Continuem conosco na luta por educação para transformação. Qualquer dúvida, entrem em contato, e responderemos. Aguardem nosso relatório em janeiro por email para confirmar a relevância da experiência do Pré-Enem Prisional Nelson Mandela.

 

O Instituto de Cultura e Consciência Negra Nelson Mandela, organização não governamental fundada em 18 de julho de 1989, dentro de uma unidade prisional no Rio de Janeiro, tem como missão defender os direitos dos presidiários, egressos e seus familiares, bem como lhes prestar assistência social, jurídica e encaminhamento para o mercado de trabalho.

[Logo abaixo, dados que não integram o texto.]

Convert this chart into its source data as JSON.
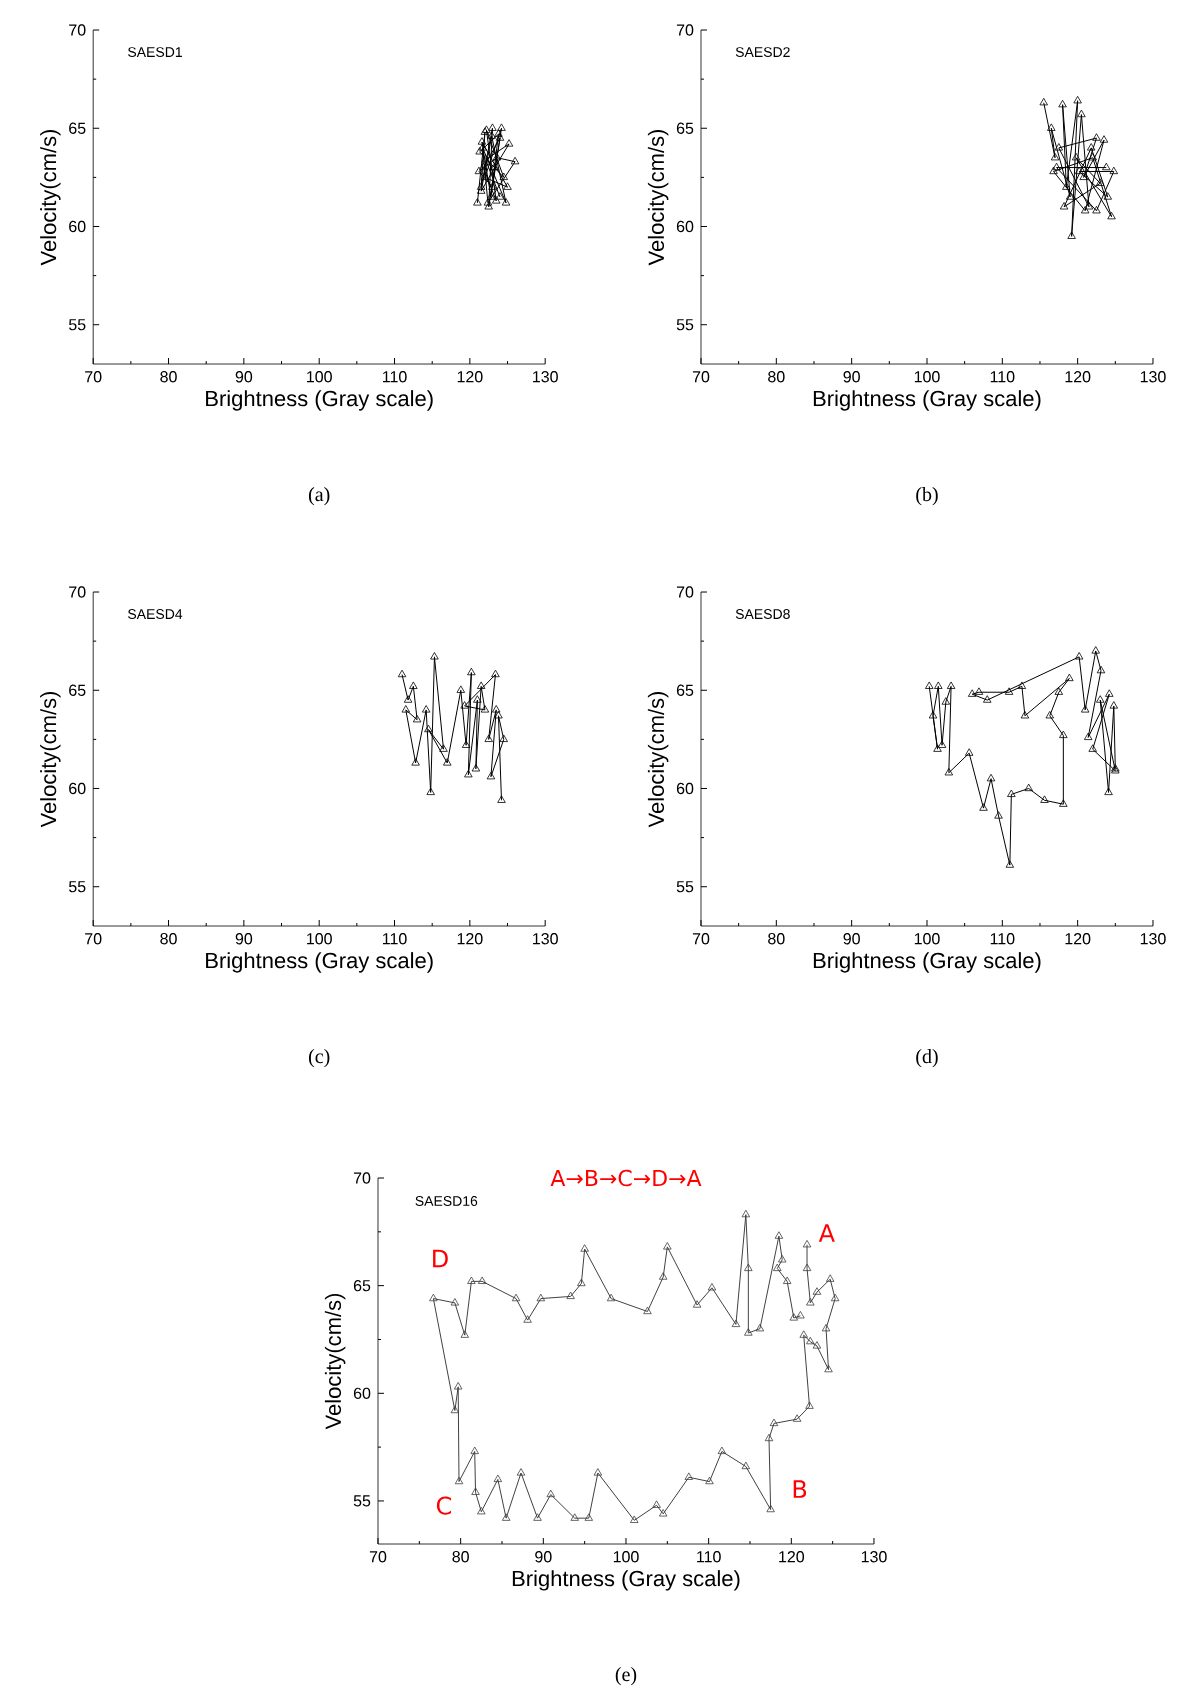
{
  "chart_data": [
    {
      "type": "line",
      "title": "SAESD1",
      "xlabel": "Brightness (Gray scale)",
      "ylabel": "Velocity(cm/s)",
      "xlim": [
        70,
        130
      ],
      "ylim": [
        53,
        70
      ],
      "xticks": [
        70,
        80,
        90,
        100,
        110,
        120,
        130
      ],
      "yticks": [
        55,
        60,
        65,
        70
      ],
      "marker": "triangle",
      "annotations": [
        "(a)"
      ],
      "series": [
        {
          "color": "#000000",
          "x": [
            121,
            122,
            121.5,
            123,
            122.5,
            124,
            121.8,
            123.5,
            122.2,
            124.5,
            121.3,
            123.8,
            122.8,
            121.6,
            125,
            122,
            124.2,
            123,
            121.2,
            123.6,
            126,
            122.4,
            121.7,
            124.8,
            122.9,
            121.5,
            123.3,
            125.2,
            122.1,
            124
          ],
          "values": [
            61.2,
            64.8,
            62,
            65,
            61,
            64.5,
            63,
            61.3,
            64.9,
            62.5,
            63.8,
            64.7,
            61.5,
            64.3,
            62,
            62.5,
            65,
            62,
            62.8,
            63.5,
            63.3,
            61.2,
            64,
            61.2,
            64.6,
            61.8,
            63,
            64.2,
            63.4,
            61.5
          ]
        }
      ]
    },
    {
      "type": "line",
      "title": "SAESD2",
      "xlabel": "Brightness (Gray scale)",
      "ylabel": "Velocity(cm/s)",
      "xlim": [
        70,
        130
      ],
      "ylim": [
        53,
        70
      ],
      "xticks": [
        70,
        80,
        90,
        100,
        110,
        120,
        130
      ],
      "yticks": [
        55,
        60,
        65,
        70
      ],
      "marker": "triangle",
      "annotations": [
        "(b)"
      ],
      "series": [
        {
          "color": "#000000",
          "x": [
            115.5,
            117,
            116.5,
            119,
            118,
            118.5,
            120,
            119.2,
            120.5,
            121.5,
            117.5,
            122.5,
            120.8,
            123.5,
            121,
            116.8,
            122,
            124.5,
            119.8,
            123,
            118.2,
            121.8,
            124,
            120.2,
            124.8,
            122.5,
            117.2,
            123.8
          ],
          "values": [
            66.3,
            63.5,
            65,
            61.5,
            66.2,
            62,
            66.4,
            59.5,
            65.7,
            61,
            64,
            64.5,
            62.5,
            64.4,
            60.8,
            62.8,
            63.5,
            60.5,
            63.5,
            62.2,
            61,
            64,
            61.5,
            62.8,
            62.8,
            60.8,
            63,
            63
          ]
        }
      ]
    },
    {
      "type": "line",
      "title": "SAESD4",
      "xlabel": "Brightness (Gray scale)",
      "ylabel": "Velocity(cm/s)",
      "xlim": [
        70,
        130
      ],
      "ylim": [
        53,
        70
      ],
      "xticks": [
        70,
        80,
        90,
        100,
        110,
        120,
        130
      ],
      "yticks": [
        55,
        60,
        65,
        70
      ],
      "marker": "triangle",
      "annotations": [
        "(c)"
      ],
      "series": [
        {
          "color": "#000000",
          "x": [
            111,
            111.8,
            112.5,
            113,
            111.5,
            112.8,
            114.2,
            114.8,
            115.3,
            116.5,
            114.5,
            117,
            118.8,
            119.5,
            120.2,
            119.8,
            121,
            120.8,
            121.5,
            122,
            119.3,
            123.4,
            122.5,
            123.5,
            122.8,
            124.5,
            123.8,
            124.2
          ],
          "values": [
            65.8,
            64.5,
            65.2,
            63.5,
            64,
            61.3,
            64,
            59.8,
            66.7,
            62,
            63,
            61.3,
            65,
            62.2,
            65.9,
            60.7,
            64.5,
            61,
            65.2,
            64,
            64.2,
            65.8,
            62.5,
            64,
            60.6,
            62.5,
            63.7,
            59.4
          ]
        }
      ]
    },
    {
      "type": "line",
      "title": "SAESD8",
      "xlabel": "Brightness (Gray scale)",
      "ylabel": "Velocity(cm/s)",
      "xlim": [
        70,
        130
      ],
      "ylim": [
        53,
        70
      ],
      "xticks": [
        70,
        80,
        90,
        100,
        110,
        120,
        130
      ],
      "yticks": [
        55,
        60,
        65,
        70
      ],
      "marker": "triangle",
      "annotations": [
        "(d)"
      ],
      "series": [
        {
          "color": "#000000",
          "x": [
            100.3,
            101.4,
            100.8,
            101.5,
            102,
            102.5,
            103.2,
            102.9,
            105.6,
            107.5,
            108.5,
            109.5,
            111,
            111.2,
            113.5,
            115.6,
            118.1,
            118.1,
            116.3,
            117.5,
            118.9,
            113,
            112.6,
            110.9,
            106.9,
            106,
            108,
            120.2,
            121,
            122.4,
            123.1,
            121.4,
            124.2,
            122,
            125,
            123,
            124.1,
            124.8,
            125
          ],
          "values": [
            65.2,
            62,
            63.7,
            65.2,
            62.2,
            64.4,
            65.2,
            60.8,
            61.8,
            59,
            60.5,
            58.6,
            56.1,
            59.7,
            60,
            59.4,
            59.2,
            62.7,
            63.7,
            64.9,
            65.6,
            63.7,
            65.2,
            64.9,
            64.9,
            64.8,
            64.5,
            66.7,
            64,
            67,
            66,
            62.6,
            64.8,
            62,
            60.9,
            64.5,
            59.8,
            64.2,
            61
          ]
        }
      ]
    },
    {
      "type": "line",
      "title": "SAESD16",
      "xlabel": "Brightness (Gray scale)",
      "ylabel": "Velocity(cm/s)",
      "xlim": [
        70,
        130
      ],
      "ylim": [
        53,
        70
      ],
      "xticks": [
        70,
        80,
        90,
        100,
        110,
        120,
        130
      ],
      "yticks": [
        55,
        60,
        65,
        70
      ],
      "marker": "triangle",
      "annotations": [
        "(e)",
        "A→B→C→D→A",
        "A",
        "B",
        "C",
        "D"
      ],
      "series": [
        {
          "color": "#404040",
          "x": [
            121.9,
            121.9,
            122.3,
            123.1,
            124.7,
            125.3,
            124.2,
            124.5,
            123.1,
            122.3,
            121.5,
            122.2,
            120.7,
            117.9,
            117.3,
            117.5,
            114.5,
            111.6,
            110.1,
            107.6,
            104.5,
            103.7,
            101.0,
            96.6,
            95.5,
            93.8,
            90.9,
            89.3,
            87.3,
            85.5,
            84.5,
            82.5,
            81.8,
            81.7,
            79.8,
            79.7,
            79.3,
            76.7,
            79.3,
            80.5,
            81.3,
            82.6,
            86.7,
            88.1,
            89.7,
            93.3,
            94.6,
            95.0,
            98.2,
            102.6,
            104.5,
            105.0,
            108.6,
            110.4,
            113.3,
            114.5,
            114.8,
            114.8,
            116.2,
            118.5,
            118.9,
            118.3,
            119.5,
            120.3,
            121.1
          ],
          "values": [
            66.9,
            65.8,
            64.2,
            64.7,
            65.3,
            64.4,
            63.0,
            61.1,
            62.2,
            62.4,
            62.7,
            59.4,
            58.8,
            58.6,
            57.9,
            54.6,
            56.6,
            57.3,
            55.9,
            56.1,
            54.4,
            54.8,
            54.1,
            56.3,
            54.2,
            54.2,
            55.3,
            54.2,
            56.3,
            54.2,
            56.0,
            54.5,
            55.4,
            57.3,
            55.9,
            60.3,
            59.2,
            64.4,
            64.2,
            62.7,
            65.2,
            65.2,
            64.4,
            63.4,
            64.4,
            64.5,
            65.1,
            66.7,
            64.4,
            63.8,
            65.4,
            66.8,
            64.1,
            64.9,
            63.2,
            68.3,
            65.8,
            62.8,
            63.0,
            67.3,
            66.2,
            65.8,
            65.2,
            63.5,
            63.6
          ]
        }
      ]
    }
  ]
}
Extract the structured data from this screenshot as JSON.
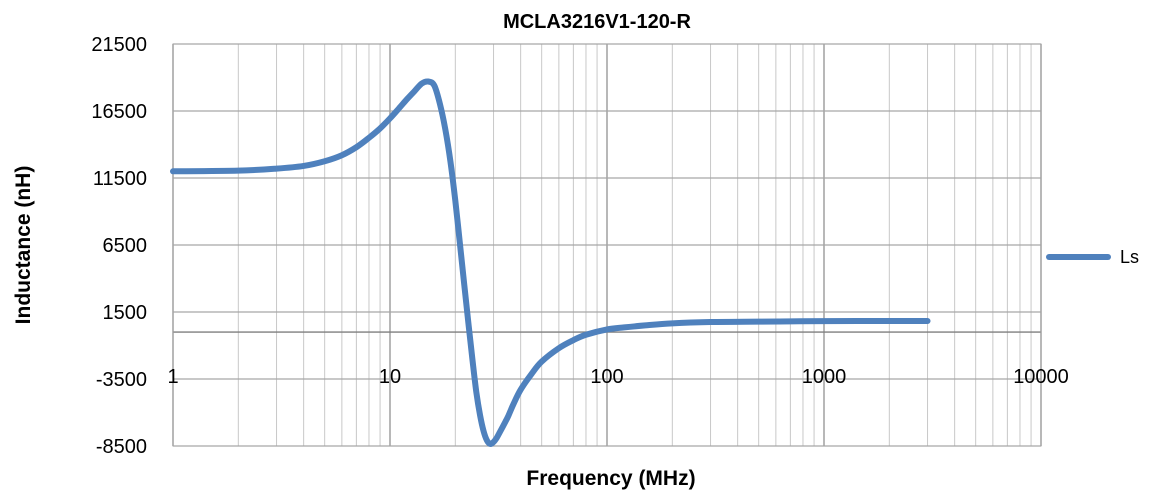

No cumprimento da sua missão institucional e tendo como visão de futuro tornar-se a principal referência na ressocialização integral de presidiários e egressos do sistema carcerário, o Instituto Nelson Mandela vem desenvolvendo diferentes atividades, diretamente ou através de parcerias:

 

-  Representação perante autoridades administrativas e judiciárias dos interesses gerais ou individuais dos presidiários e egressos do sistema penitenciário e de seus familiares;

- Promoção e realização de programas educacionais e de formação técnico-profissional, debates, seminários e congressos;

- Encaminhamento de egressos e internos no regime semiaberto ao mercado de trabalho, como parte da tarefa de reintegrá-los à sociedade como cidadãos.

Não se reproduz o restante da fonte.